There used to be community health councils who advocated / supported parents with health complaints and worked well - why not something similar for SEN. I don't agree with setting up a ragbag of individuals managed by different vol organisations, overseen by CDC. That is an accountability nightmare - diff workers could be getting vastly different training and support. I also suspect the supporters will be given only the training the councils / govt want them to have. Will they support parents using personal budgets for home programmes / private SLT etc? Wasn't the brokerage service already announced supposed to help parents with budgets?
PP training here consists of doing the old ACE online SEN course (once), little undating on law. They often confuse council policy for the law. Their knowledge is very poor.
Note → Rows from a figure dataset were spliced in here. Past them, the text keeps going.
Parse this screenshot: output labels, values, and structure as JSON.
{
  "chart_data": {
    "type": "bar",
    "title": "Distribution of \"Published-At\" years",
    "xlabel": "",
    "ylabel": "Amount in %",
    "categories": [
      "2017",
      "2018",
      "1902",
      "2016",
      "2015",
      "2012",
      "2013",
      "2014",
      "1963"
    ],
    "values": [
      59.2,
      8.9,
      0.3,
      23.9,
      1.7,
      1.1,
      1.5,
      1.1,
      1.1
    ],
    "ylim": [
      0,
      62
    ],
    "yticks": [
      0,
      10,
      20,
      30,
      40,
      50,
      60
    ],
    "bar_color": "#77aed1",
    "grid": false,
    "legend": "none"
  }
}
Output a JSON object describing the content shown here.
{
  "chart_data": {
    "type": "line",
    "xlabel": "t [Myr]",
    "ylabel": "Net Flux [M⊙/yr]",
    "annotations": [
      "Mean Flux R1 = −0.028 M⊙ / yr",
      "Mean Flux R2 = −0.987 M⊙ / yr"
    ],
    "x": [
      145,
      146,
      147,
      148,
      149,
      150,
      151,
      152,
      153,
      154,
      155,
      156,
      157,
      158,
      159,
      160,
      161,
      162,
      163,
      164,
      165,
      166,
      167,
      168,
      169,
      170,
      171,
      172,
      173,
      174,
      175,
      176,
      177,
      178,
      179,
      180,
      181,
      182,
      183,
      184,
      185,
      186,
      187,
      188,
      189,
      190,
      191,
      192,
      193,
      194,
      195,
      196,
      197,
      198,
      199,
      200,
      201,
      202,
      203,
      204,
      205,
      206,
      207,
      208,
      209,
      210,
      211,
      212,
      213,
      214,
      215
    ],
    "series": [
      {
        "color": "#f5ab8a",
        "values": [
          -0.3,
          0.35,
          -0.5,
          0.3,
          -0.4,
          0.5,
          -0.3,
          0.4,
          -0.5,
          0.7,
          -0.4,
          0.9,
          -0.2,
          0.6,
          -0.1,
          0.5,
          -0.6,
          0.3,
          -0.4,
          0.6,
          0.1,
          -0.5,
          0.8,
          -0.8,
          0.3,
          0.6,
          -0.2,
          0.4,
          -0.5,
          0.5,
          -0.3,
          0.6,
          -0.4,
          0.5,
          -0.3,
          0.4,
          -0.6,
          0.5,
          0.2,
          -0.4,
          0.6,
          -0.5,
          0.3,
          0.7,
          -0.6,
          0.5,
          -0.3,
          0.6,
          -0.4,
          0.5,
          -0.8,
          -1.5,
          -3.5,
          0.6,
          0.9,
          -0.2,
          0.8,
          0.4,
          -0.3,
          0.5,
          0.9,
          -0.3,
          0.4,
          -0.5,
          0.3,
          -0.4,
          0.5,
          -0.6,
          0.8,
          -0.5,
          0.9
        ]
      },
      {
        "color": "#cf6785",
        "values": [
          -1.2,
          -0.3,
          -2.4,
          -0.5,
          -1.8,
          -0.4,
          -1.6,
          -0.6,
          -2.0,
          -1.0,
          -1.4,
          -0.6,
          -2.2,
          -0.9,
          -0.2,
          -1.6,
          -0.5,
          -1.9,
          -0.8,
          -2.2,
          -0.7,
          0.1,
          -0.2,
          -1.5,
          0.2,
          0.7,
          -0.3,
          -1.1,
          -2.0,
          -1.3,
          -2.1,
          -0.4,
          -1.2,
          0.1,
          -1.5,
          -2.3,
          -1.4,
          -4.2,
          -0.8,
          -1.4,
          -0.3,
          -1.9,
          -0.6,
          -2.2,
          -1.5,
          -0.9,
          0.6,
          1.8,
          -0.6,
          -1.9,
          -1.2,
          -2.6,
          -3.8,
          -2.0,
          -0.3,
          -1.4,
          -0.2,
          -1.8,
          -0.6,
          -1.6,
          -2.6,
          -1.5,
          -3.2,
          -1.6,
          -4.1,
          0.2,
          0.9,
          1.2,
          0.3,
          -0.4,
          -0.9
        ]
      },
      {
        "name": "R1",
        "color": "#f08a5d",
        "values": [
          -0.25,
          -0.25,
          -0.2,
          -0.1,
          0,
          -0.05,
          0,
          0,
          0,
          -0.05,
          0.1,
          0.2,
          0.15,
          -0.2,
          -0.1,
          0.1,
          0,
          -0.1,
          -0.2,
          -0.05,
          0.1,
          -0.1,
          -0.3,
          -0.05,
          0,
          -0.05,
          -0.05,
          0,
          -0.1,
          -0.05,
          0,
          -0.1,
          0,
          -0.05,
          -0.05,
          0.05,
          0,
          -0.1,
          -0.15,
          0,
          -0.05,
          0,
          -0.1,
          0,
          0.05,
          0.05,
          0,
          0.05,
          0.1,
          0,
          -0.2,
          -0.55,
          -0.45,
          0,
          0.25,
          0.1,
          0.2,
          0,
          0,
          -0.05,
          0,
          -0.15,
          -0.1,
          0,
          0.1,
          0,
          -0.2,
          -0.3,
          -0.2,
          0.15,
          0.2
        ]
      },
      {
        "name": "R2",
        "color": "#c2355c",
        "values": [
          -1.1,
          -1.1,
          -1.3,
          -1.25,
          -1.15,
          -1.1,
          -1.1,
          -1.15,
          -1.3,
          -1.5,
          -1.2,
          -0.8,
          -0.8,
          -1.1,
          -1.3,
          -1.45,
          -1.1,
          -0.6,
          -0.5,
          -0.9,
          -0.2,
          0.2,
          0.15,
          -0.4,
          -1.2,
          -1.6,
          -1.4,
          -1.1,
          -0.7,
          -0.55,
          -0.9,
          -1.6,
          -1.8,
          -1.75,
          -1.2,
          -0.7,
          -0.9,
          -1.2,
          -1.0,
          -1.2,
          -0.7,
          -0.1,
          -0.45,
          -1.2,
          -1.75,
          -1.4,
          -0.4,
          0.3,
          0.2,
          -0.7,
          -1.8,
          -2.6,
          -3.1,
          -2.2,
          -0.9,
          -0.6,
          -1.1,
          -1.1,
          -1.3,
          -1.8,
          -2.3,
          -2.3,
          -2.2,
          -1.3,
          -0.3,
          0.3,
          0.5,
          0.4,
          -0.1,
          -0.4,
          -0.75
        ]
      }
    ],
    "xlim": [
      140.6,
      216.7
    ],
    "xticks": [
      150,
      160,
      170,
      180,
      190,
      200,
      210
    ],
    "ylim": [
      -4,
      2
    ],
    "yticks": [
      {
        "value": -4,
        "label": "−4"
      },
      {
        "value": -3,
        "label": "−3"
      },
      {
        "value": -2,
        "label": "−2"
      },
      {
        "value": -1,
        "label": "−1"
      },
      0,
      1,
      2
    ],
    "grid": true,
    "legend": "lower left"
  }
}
We also have parent supporters in some (more deprived) local schools and children's centres here (employed by council) who are usually parents doing some part-time work helping more disadvantaged parents and just do signposting (debt, benefits, housing, behaviour problems etc).
You could buy a lot of top quality advice and support for £30 million.
Its not just about training in SEN and law. Advice workers also need to know how to deal with difficult clients, how to safeguard themselves when visiting the public (and have back up), how to manage people with mental health conditions, need to have a supervisor / senior person to go to with queries, know how to manage boundaries (often clients want you to do more and more e.g. write letters for them, go to meetings etc). Then theres the admin - submitting expenses and getting them paid, FOI, complaints etc etc. Then some of the 'clients' will be children with no parents e.g. in care - that requires special training.
What does CDC know about advice work?
The press does seem confused. Some people are saying the supporters are PP replacement, some say they are key workers, some just to support and signpost.
I can pretty much imagine I would be vetoed from a job as one as being an SEN militant!
The NAS got funding 2-3 years ago do run a family rights service - it had to recruit and train volunteers to give basic advice to parents around the country about benefits, social care, education etc. I know someone who became a volunteer. He only got asked to do about 2 sessions (after a long training period). Far fewer sessions were run than expected due to NAS staffing issues. The supervisor kept changing. Because NAS had to show DFE they had got enough bums on seats the NAS emailed its own volunteer advice workers to go to sessions (even though they were not in need of family rights training!). It was a dogs dinner. There have been a number of these gimmicks which haven't really led to any real impact.
It does seem to be stuffing the pockets of key charities (and now local ones) to keep them on board with govt policy. Because if you were going to set up a service of well trained indep supporters you would set up one organisation, with central training and admin (or use an existing one like CAB) not divvy the money up to lots of local groups.